I can attribute this at least in part to David Bowie. The Thin White Duke was a big part of my sonic landscape growing up. I wasn’t spending my money on his LPs when I grew up but his music almost always resonated with me when I heard it on the radio. (Gen X sidenote: it still blows my mind how much airplay Bowie got on black radio in the 1980s.) Hearing anecdotes about Bowie is how I first learned about the cut-up technique of writing. I never did Magnetic Poetry on my fridge but I’d fiddle with the little letter-laden rectangles if ther were at a friend’s house. Way back in college, I told a woman I was dating that ‘words are my friends’. (Ya boy’s always been this way…) This emergent Wordle poetry impulse feels like my brain getting to satisfy some curiosity about that cut-up modality. Last year, I played Ransom Notes for the first time while on vacation with friends. Cut-up enthusiasm intensified!
Sometimes, the words in the grid are less of a poem and more of a story prompt.
So, “proud, death, maids, baldy, candy” paints a mental picture where Valkyries reward a folicularly challenged warrior with Sour Patch Kids in the afterlife.

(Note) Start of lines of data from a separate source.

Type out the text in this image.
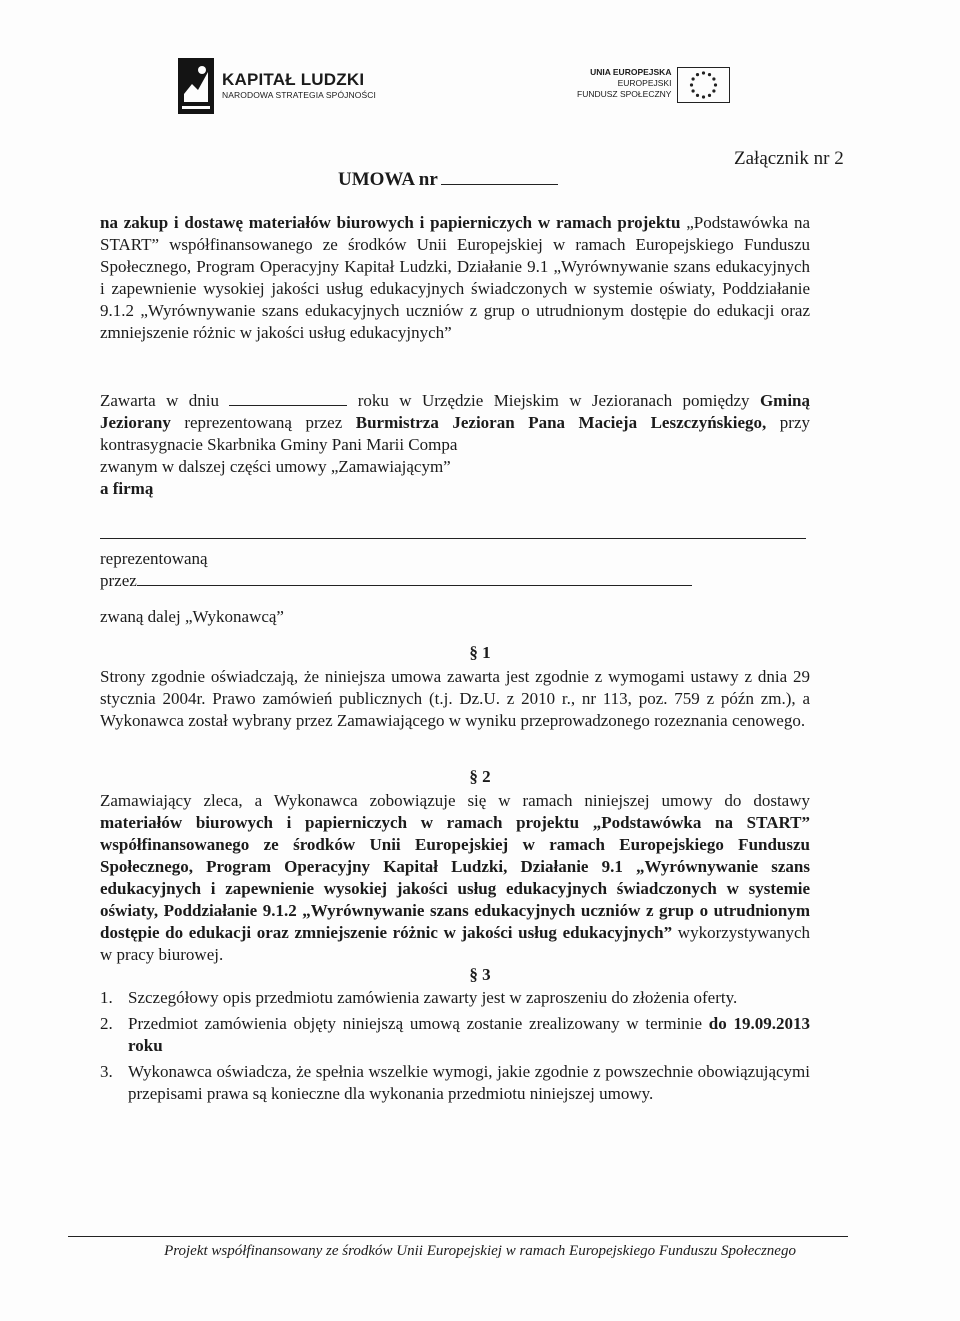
KAPITAŁ LUDZKI
NARODOWA STRATEGIA SPÓJNOŚCI
UNIA EUROPEJSKA
EUROPEJSKI
FUNDUSZ SPOŁECZNY
Załącznik nr 2
UMOWA nr
na zakup i dostawę materiałów biurowych i papierniczych w ramach projektu „Podstawówka na START” współfinansowanego ze środków Unii Europejskiej w ramach Europejskiego Funduszu Społecznego, Program Operacyjny Kapitał Ludzki, Działanie 9.1 „Wyrównywanie szans edukacyjnych i zapewnienie wysokiej jakości usług edukacyjnych świadczonych w systemie oświaty, Poddziałanie 9.1.2 „Wyrównywanie szans edukacyjnych uczniów z grup o utrudnionym dostępie do edukacji oraz zmniejszenie różnic w jakości usług edukacyjnych”
Zawarta w dniu	roku w Urzędzie Miejskim w Jezioranach pomiędzy Gminą Jeziorany reprezentowaną przez Burmistrza Jezioran Pana Macieja Leszczyńskiego, przy kontrasygnacie Skarbnika Gminy Pani Marii Compa
zwanym w dalszej części umowy „Zamawiającym”
a firmą
reprezentowaną
przez
zwaną dalej „Wykonawcą”
§ 1
Strony zgodnie oświadczają, że niniejsza umowa zawarta jest zgodnie z wymogami ustawy z dnia 29 stycznia 2004r. Prawo zamówień publicznych (t.j. Dz.U. z 2010 r., nr 113, poz. 759 z późn zm.), a Wykonawca został wybrany przez Zamawiającego w wyniku przeprowadzonego rozeznania cenowego.
§ 2
Zamawiający zleca, a Wykonawca zobowiązuje się w ramach niniejszej umowy do dostawy materiałów biurowych i papierniczych w ramach projektu „Podstawówka na START” współfinansowanego ze środków Unii Europejskiej w ramach Europejskiego Funduszu Społecznego, Program Operacyjny Kapitał Ludzki, Działanie 9.1 „Wyrównywanie szans edukacyjnych i zapewnienie wysokiej jakości usług edukacyjnych świadczonych w systemie oświaty, Poddziałanie 9.1.2 „Wyrównywanie szans edukacyjnych uczniów z grup o utrudnionym dostępie do edukacji oraz zmniejszenie różnic w jakości usług edukacyjnych” wykorzystywanych w pracy biurowej.
§ 3
1. Szczegółowy opis przedmiotu zamówienia zawarty jest w zaproszeniu do złożenia oferty.
2. Przedmiot zamówienia objęty niniejszą umową zostanie zrealizowany w terminie do 19.09.2013 roku
3. Wykonawca oświadcza, że spełnia wszelkie wymogi, jakie zgodnie z powszechnie obowiązującymi przepisami prawa są konieczne dla wykonania przedmiotu niniejszej umowy.
Projekt współfinansowany ze środków Unii Europejskiej w ramach Europejskiego Funduszu Społecznego
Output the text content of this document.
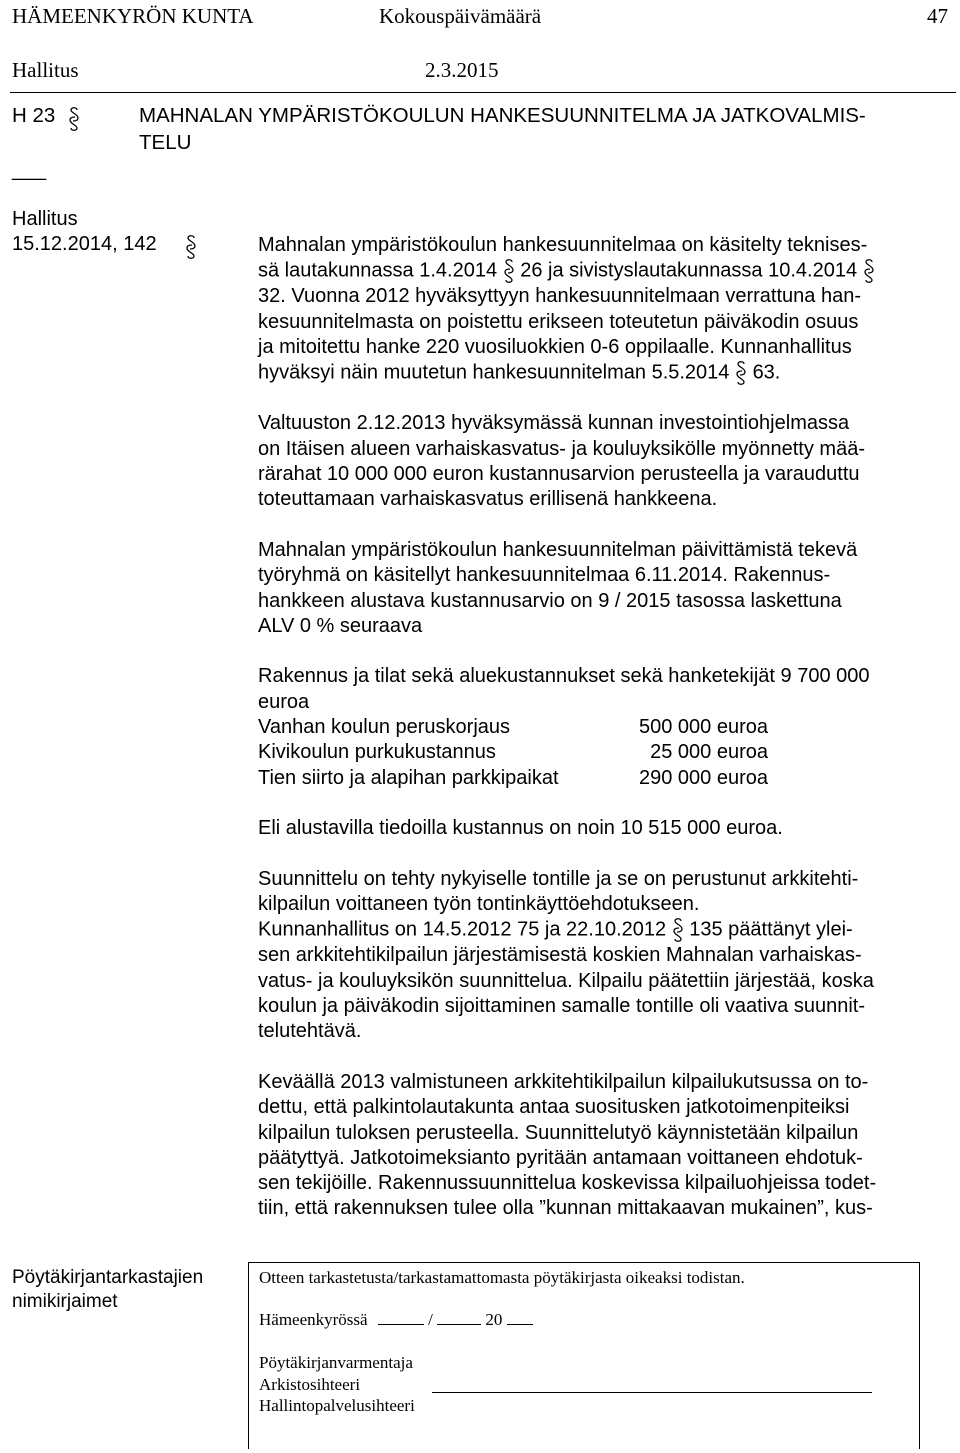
HÄMEENKYRÖN KUNTA	Kokouspäivämäärä	47
Hallitus	2.3.2015
H 23	MAHNALAN YMPÄRISTÖKOULUN HANKESUUNNITELMA JA JATKOVALMIS-
TELU
___
Hallitus
15.12.2014, 142	Mahnalan ympäristökoulun hankesuunnitelmaa on käsitelty teknises-

sä lautakunnassa 1.4.2014 26 ja sivistyslautakunnassa 10.4.2014

32. Vuonna 2012 hyväksyttyyn hankesuunnitelmaan verrattuna han-

kesuunnitelmasta on poistettu erikseen toteutetun päiväkodin osuus

ja mitoitettu hanke 220 vuosiluokkien 0-6 oppilaalle. Kunnanhallitus

hyväksyi näin muutetun hankesuunnitelman 5.5.2014 63.

Valtuuston 2.12.2013 hyväksymässä kunnan investointiohjelmassa

on Itäisen alueen varhaiskasvatus- ja kouluyksikölle myönnetty mää-

rärahat 10 000 000 euron kustannusarvion perusteella ja varauduttu

toteuttamaan varhaiskasvatus erillisenä hankkeena.

Mahnalan ympäristökoulun hankesuunnitelman päivittämistä tekevä

työryhmä on käsitellyt hankesuunnitelmaa 6.11.2014. Rakennus-

hankkeen alustava kustannusarvio on 9 / 2015 tasossa laskettuna

ALV 0 % seuraava

Rakennus ja tilat sekä aluekustannukset sekä hanketekijät 9 700 000

euroa

Vanhan koulun peruskorjaus	500 000 euroa
Kivikoulun purkukustannus	25 000 euroa
Tien siirto ja alapihan parkkipaikat	290 000 euroa

Eli alustavilla tiedoilla kustannus on noin 10 515 000 euroa.

Suunnittelu on tehty nykyiselle tontille ja se on perustunut arkkitehti-

kilpailun voittaneen työn tontinkäyttöehdotukseen.

Kunnanhallitus on 14.5.2012 75 ja 22.10.2012 135 päättänyt ylei-

sen arkkitehtikilpailun järjestämisestä koskien Mahnalan varhaiskas-

vatus- ja kouluyksikön suunnittelua. Kilpailu päätettiin järjestää, koska

koulun ja päiväkodin sijoittaminen samalle tontille oli vaativa suunnit-

telutehtävä.

Keväällä 2013 valmistuneen arkkitehtikilpailun kilpailukutsussa on to-

dettu, että palkintolautakunta antaa suositusken jatkotoimenpiteiksi

kilpailun tuloksen perusteella. Suunnittelutyö käynnistetään kilpailun

päätyttyä. Jatkotoimeksianto pyritään antamaan voittaneen ehdotuk-

sen tekijöille. Rakennussuunnittelua koskevissa kilpailuohjeissa todet-

tiin, että rakennuksen tulee olla ”kunnan mittakaavan mukainen”, kus-

Pöytäkirjantarkastajien
nimikirjaimet
Otteen tarkastetusta/tarkastamattomasta pöytäkirjasta oikeaksi todistan.
Hämeenkyrössä	/	20
Pöytäkirjanvarmentaja
Arkistosihteeri
Hallintopalvelusihteeri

Aside from Bowie and cut-up, the other impulses that Wordle poetry activates comes from music. I did a talk at a thing a few years back where I prefaced the improvisatory nature of my remarks by saying I have a hip-hop brain, a jazz brain. And that’s very deeply true. To me, there’s always been a notional kinship between improvising jazz solos and recontextualing/remixing hip-hop beats. Playing with structure, syncretic fusion, outsider origins, deep preparation as a launchpad for spontaneous exploration, something out of nothing/not a lot… feels connected, don’t it? Anyway, all the things that connect the two black musical forms definitely put a few significant folds in my grey matter. Making poetry and/or story prompts out of Wordle definitely pings off that foundational elements of my being.
So, as I try to get into some kind of regular rhythm on this here Substack, expect some posts about emergent Wordle poetry.
Guest until thump.
Truth, touch.
That’s a horror movie waiting to happen right there.